Gerak Lisa R, Stevenson Michael W, Winsauer Peter J, Moerschbaecher Joseph M
Department of Pharmacology and Experimental Therapeutics, Louisiana State University Health Sciences Center, 1901 Perdido Street, New Orleans, LA 70112-1393, USA.
Psychopharmacology (Berl). 2004 Apr;173(1-2):195-202. doi: 10.1007/s00213-003-1717-2. Epub 2004 Jan 22.
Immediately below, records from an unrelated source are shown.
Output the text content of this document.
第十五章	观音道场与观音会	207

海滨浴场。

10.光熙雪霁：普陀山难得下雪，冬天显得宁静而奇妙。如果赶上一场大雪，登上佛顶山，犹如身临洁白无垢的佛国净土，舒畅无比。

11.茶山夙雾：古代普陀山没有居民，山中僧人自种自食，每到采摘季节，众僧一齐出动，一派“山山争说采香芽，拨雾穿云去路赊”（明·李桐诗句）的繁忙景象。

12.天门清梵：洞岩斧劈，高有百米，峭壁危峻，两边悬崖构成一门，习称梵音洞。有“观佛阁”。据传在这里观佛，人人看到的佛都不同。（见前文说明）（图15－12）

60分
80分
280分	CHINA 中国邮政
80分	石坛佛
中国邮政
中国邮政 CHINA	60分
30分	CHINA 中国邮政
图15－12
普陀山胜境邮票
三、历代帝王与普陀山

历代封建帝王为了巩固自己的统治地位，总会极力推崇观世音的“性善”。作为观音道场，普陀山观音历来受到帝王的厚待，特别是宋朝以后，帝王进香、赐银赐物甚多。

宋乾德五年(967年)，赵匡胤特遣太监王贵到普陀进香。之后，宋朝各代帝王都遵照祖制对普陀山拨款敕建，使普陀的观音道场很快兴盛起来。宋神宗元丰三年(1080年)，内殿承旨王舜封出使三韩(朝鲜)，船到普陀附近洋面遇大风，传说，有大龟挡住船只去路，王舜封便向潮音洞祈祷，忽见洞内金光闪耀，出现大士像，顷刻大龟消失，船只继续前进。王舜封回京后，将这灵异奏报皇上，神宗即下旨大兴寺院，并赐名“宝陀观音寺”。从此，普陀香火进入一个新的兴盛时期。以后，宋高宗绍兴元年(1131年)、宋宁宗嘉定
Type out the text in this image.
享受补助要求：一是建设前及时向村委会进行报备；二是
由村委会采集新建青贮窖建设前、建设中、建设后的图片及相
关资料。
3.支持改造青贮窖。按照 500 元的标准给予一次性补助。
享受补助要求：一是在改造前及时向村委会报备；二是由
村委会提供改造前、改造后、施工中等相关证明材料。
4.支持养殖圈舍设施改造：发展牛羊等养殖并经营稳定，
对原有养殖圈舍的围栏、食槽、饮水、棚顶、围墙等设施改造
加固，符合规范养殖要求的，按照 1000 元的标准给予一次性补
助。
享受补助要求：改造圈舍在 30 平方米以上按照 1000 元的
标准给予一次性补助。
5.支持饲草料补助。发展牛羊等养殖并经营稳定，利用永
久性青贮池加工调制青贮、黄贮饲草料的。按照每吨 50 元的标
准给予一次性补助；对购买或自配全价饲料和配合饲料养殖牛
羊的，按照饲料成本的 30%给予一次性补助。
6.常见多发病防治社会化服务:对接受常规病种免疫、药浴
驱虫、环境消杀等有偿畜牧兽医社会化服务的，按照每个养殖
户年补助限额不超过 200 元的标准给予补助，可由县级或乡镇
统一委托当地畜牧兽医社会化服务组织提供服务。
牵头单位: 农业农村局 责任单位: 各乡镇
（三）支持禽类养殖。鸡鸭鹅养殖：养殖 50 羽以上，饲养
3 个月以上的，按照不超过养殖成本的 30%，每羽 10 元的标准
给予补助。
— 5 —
Although positive modulators of gamma-aminobutyric acid(A) (GABA(A)) receptors generally produce similar behavioral effects, regardless of which modulatory site on the GABA(A) receptor complex mediates these effects, some differences have been observed between the effects of neuroactive steroids and those of other positive GABA(A) modulators.
The current study was designed to compare the behavioral effects of a neuroactive steroid to those of other positive GABA(A) modulators.
Rats responded under a multiple schedule of repeated acquisition and performance of response chains, with responding maintained under a second-order fixed-ratio 2 schedule of food presentation.
Pregnanolone, flunitrazepam, pentobarbital and ketamine, an antagonist at NMDA receptors, dose-dependently decreased response rates and increased the percentage of errors in both components of the multiple schedule. Although the rate-decreasing and error-increasing effects of pregnanolone, pentobarbital and ketamine were quantitatively similar to each other, flunitrazepam was less effective in decreasing response rates and more effective in increasing errors than the other three drugs. A dose of 3.2 mg/kg pregnanolone potentiated the effects of flunitrazepam and pentobarbital, producing 2- to 3-fold shifts to the left in the dose-effect curves. In contrast, pregnanolone did not alter the ketamine dose-effect curves.
The disruptive effects of the neuroactive steroid pregnanolone are qualitatively similar to those of other positive GABA(A) modulators as well as ketamine; however, the potentiation of the effects of flunitrazepam and pentobarbital, and not ketamine, emphasizes the importance of GABA(A) receptors in the behavioral effects of pregnanolone.
尽管γ-氨基丁酸A(GABA(A))受体的正向调节剂通常会产生相似的行为效应,无论GABA(A)受体复合物上的哪个调节位点介导这些效应,但已观察到神经活性甾体与其他正向GABA(A)调节剂的效应之间存在一些差异。
本研究旨在比较一种神经活性甾体与其他正向GABA(A)调节剂的行为效应。
大鼠在重复习得和反应链执行的多重程序下做出反应,反应通过二阶固定比率2的食物呈现程序维持。
孕烷醇酮、氟硝西泮、戊巴比妥和N-甲基-D-天冬氨酸(NMDA)受体拮抗剂氯胺酮剂量依赖性地降低了反应率,并增加了多重程序两个组成部分中的错误百分比。尽管孕烷醇酮、戊巴比妥和氯胺酮的降低反应率和增加错误的效应在数量上彼此相似,但氟硝西泮在降低反应率方面效果较差,而在增加错误方面比其他三种药物更有效。3.2mg/kg的孕烷醇酮剂量增强了氟硝西泮和戊巴比妥的效应,使剂量-效应曲线向左移动2至3倍。相比之下,孕烷醇酮并未改变氯胺酮的剂量-效应曲线。
神经活性甾体孕烷醇酮的破坏效应在质量上与其他正向GABA(A)调节剂以及氯胺酮的效应相似;然而,孕烷醇酮对氟硝西泮和戊巴比妥而非氯胺酮效应的增强,强调了GABA(A)受体在孕烷醇酮行为效应中的重要性。